Thursday Poem - When Death Comes

When death comes
like the hungry bear in autumn;
when death comes and takes all the bright coins from his purse

to buy me, and snaps the purse shut;
when death comes
like the measle-pox

when death comes
like an iceberg between the shoulder blades,

I want to step through the door full of curiosity, wondering:
what is it going to be like, that cottage of darkness?

And therefore I look upon everything
as a brotherhood and a sisterhood,
and I look upon time as no more than an idea,
and I consider eternity as another possibility,

and I think of each life as a flower, as common
as a field daisy, and as singular,

and each name a comfortable music in the mouth,
tending, as all music does, toward silence,

and each body a lion of courage, and something
precious to the earth.

When it's over, I want to say all my life
I was a bride married to amazement.
I was the bridegroom, taking the world into my arms.
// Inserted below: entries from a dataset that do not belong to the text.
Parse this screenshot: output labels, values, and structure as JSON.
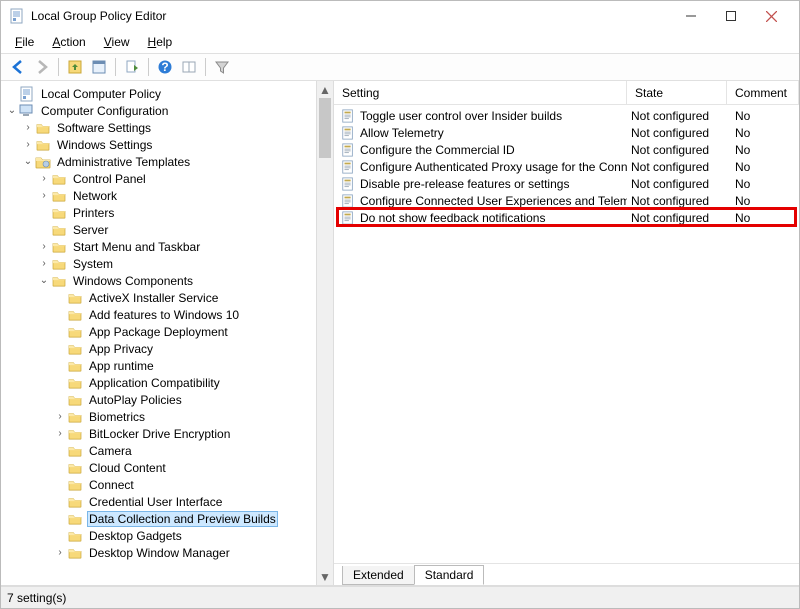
{
  "window": {
    "title": "Local Group Policy Editor"
  },
  "menu": {
    "file": "File",
    "action": "Action",
    "view": "View",
    "help": "Help"
  },
  "tree": {
    "root": "Local Computer Policy",
    "comp_conf": "Computer Configuration",
    "soft": "Software Settings",
    "win": "Windows Settings",
    "admin": "Administrative Templates",
    "ctrl": "Control Panel",
    "net": "Network",
    "print": "Printers",
    "serv": "Server",
    "start": "Start Menu and Taskbar",
    "sys": "System",
    "wc": "Windows Components",
    "wc_items": [
      "ActiveX Installer Service",
      "Add features to Windows 10",
      "App Package Deployment",
      "App Privacy",
      "App runtime",
      "Application Compatibility",
      "AutoPlay Policies",
      "Biometrics",
      "BitLocker Drive Encryption",
      "Camera",
      "Cloud Content",
      "Connect",
      "Credential User Interface",
      "Data Collection and Preview Builds",
      "Desktop Gadgets",
      "Desktop Window Manager"
    ],
    "selected_index": 13
  },
  "columns": {
    "setting": "Setting",
    "state": "State",
    "comment": "Comment"
  },
  "rows": [
    {
      "setting": "Toggle user control over Insider builds",
      "state": "Not configured",
      "comment": "No"
    },
    {
      "setting": "Allow Telemetry",
      "state": "Not configured",
      "comment": "No"
    },
    {
      "setting": "Configure the Commercial ID",
      "state": "Not configured",
      "comment": "No"
    },
    {
      "setting": "Configure Authenticated Proxy usage for the Conne",
      "state": "Not configured",
      "comment": "No"
    },
    {
      "setting": "Disable pre-release features or settings",
      "state": "Not configured",
      "comment": "No"
    },
    {
      "setting": "Configure Connected User Experiences and Telemet",
      "state": "Not configured",
      "comment": "No"
    },
    {
      "setting": "Do not show feedback notifications",
      "state": "Not configured",
      "comment": "No"
    }
  ],
  "highlight_row_index": 6,
  "tabs": {
    "extended": "Extended",
    "standard": "Standard"
  },
  "status": "7 setting(s)"
}
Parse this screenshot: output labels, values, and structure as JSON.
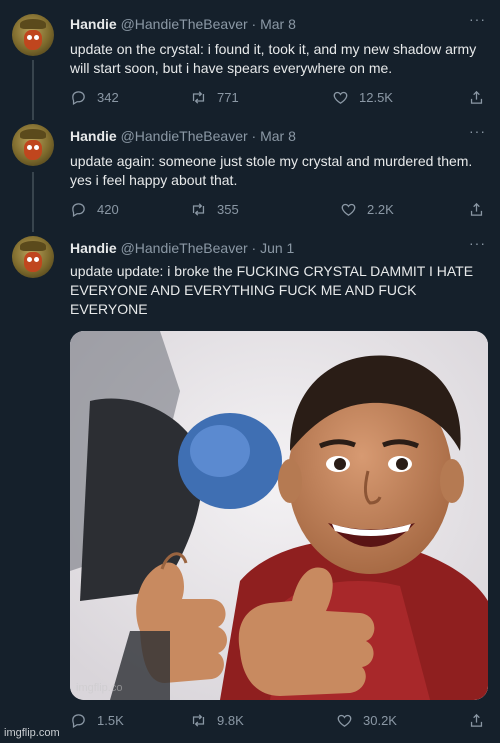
{
  "tweets": [
    {
      "name": "Handie",
      "handle": "@HandieTheBeaver",
      "date": "Mar 8",
      "text": "update on the crystal: i found it, took it, and my new shadow army will start soon, but i have spears everywhere on me.",
      "replies": "342",
      "retweets": "771",
      "likes": "12.5K"
    },
    {
      "name": "Handie",
      "handle": "@HandieTheBeaver",
      "date": "Mar 8",
      "text": "update again: someone just stole my crystal and murdered them. yes i feel happy about that.",
      "replies": "420",
      "retweets": "355",
      "likes": "2.2K"
    },
    {
      "name": "Handie",
      "handle": "@HandieTheBeaver",
      "date": "Jun 1",
      "text": "update update: i broke the FUCKING CRYSTAL DAMMIT I HATE EVERYONE AND EVERYTHING FUCK ME AND FUCK EVERYONE",
      "replies": "1.5K",
      "retweets": "9.8K",
      "likes": "30.2K"
    }
  ],
  "separator": "·",
  "more_glyph": "···",
  "watermark": "imgflip.com",
  "icons": [
    "reply-icon",
    "retweet-icon",
    "like-icon",
    "share-icon",
    "more-icon"
  ]
}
When it's over, I don't want to wonder
if I have made of my life something particular, and real.

I don't want to find myself sighing and frightened,
or full of argument.

I don't want to end up simply having visited this world.

--Mary Oliver

4 comments:

Barbara Rogers said...

I do hope Mary Oliver's transition was just as her life was, quiet, peaceful, observant, aware. May her friends know peace.

Anonymous said...

I love that poem. RIP Mary Oliver

M. E. Martinsen said...

I have mourned Mary's death, but then have picked up the candle she lit with her words and held it up to see what is around me.

Still thinking said...

Her words survive her physical presence. How much she left us! I am so grateful for having found Mary so many years ago.